When building on a hard surface — paving, concrete, or compacted stone — drainage cannot escape downward, so the soil mix must compensate. The RHS formula for hard-surface planters: 3 parts organic matter, 4 parts sharp sand, 7 parts topsoil. This open-structured mix resists waterlogging in a confined root zone where standard topsoil would compact and stagnate.

Frequently Asked Questions
Can I use any brick for a garden planter?
No. Avoid painted, glazed, fire-rated, or visibly cracked bricks. Engineering bricks — vitrified at high temperature during manufacture — are the most frost-resistant option and the RHS recommendation for exterior masonry. Soft domestic-grade bricks are cheaper but spall in USDA zones 5 and colder through repeated freeze-thaw cycles. Test reclaimed bricks by soaking overnight then exposing to a hard frost before committing them to a permanent build.
How long does a dry-stack brick planter last?

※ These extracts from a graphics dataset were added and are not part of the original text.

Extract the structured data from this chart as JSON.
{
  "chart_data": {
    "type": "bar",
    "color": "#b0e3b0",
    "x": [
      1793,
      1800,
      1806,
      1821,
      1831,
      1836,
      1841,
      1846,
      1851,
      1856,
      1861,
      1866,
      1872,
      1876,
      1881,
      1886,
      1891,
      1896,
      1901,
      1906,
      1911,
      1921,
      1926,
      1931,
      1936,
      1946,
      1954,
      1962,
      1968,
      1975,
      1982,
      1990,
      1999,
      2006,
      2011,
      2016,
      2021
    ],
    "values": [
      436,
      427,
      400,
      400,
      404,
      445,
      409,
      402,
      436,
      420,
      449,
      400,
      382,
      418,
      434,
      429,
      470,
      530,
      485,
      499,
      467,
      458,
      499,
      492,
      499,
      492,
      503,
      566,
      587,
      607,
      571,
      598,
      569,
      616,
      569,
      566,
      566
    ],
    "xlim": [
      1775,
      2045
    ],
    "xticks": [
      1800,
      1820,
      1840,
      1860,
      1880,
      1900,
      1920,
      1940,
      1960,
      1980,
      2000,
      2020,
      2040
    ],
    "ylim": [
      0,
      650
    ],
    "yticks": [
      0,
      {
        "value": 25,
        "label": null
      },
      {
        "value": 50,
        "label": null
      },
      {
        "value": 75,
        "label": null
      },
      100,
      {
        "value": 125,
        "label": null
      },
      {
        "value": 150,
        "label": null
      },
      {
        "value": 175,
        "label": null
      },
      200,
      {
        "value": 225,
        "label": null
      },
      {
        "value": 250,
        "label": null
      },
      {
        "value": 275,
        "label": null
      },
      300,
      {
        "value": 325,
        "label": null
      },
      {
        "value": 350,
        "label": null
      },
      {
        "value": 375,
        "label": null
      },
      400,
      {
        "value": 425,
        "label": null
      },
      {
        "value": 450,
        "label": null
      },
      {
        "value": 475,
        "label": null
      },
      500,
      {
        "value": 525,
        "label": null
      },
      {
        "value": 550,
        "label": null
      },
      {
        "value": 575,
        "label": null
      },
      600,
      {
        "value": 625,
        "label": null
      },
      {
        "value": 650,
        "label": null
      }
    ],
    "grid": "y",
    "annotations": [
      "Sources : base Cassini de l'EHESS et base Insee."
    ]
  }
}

A well-built dry-stack bed with a solid gravel base and plumb walls typically lasts 10–15 years. In zones 4 and colder, frost cycles will gradually shift bricks — inspect for leaning walls each spring before backfilling creates additional pressure, and reset displaced courses before the lean compounds.
Do I need a building permit for a brick planter?
In most US jurisdictions, a freestanding brick planter below 30 inches and not attached to a foundation does not require a permit — but check your local municipality’s code before starting any mortared structure over knee height, or any planter with a retaining function on a slope. Requirements vary significantly by location and HOA rules.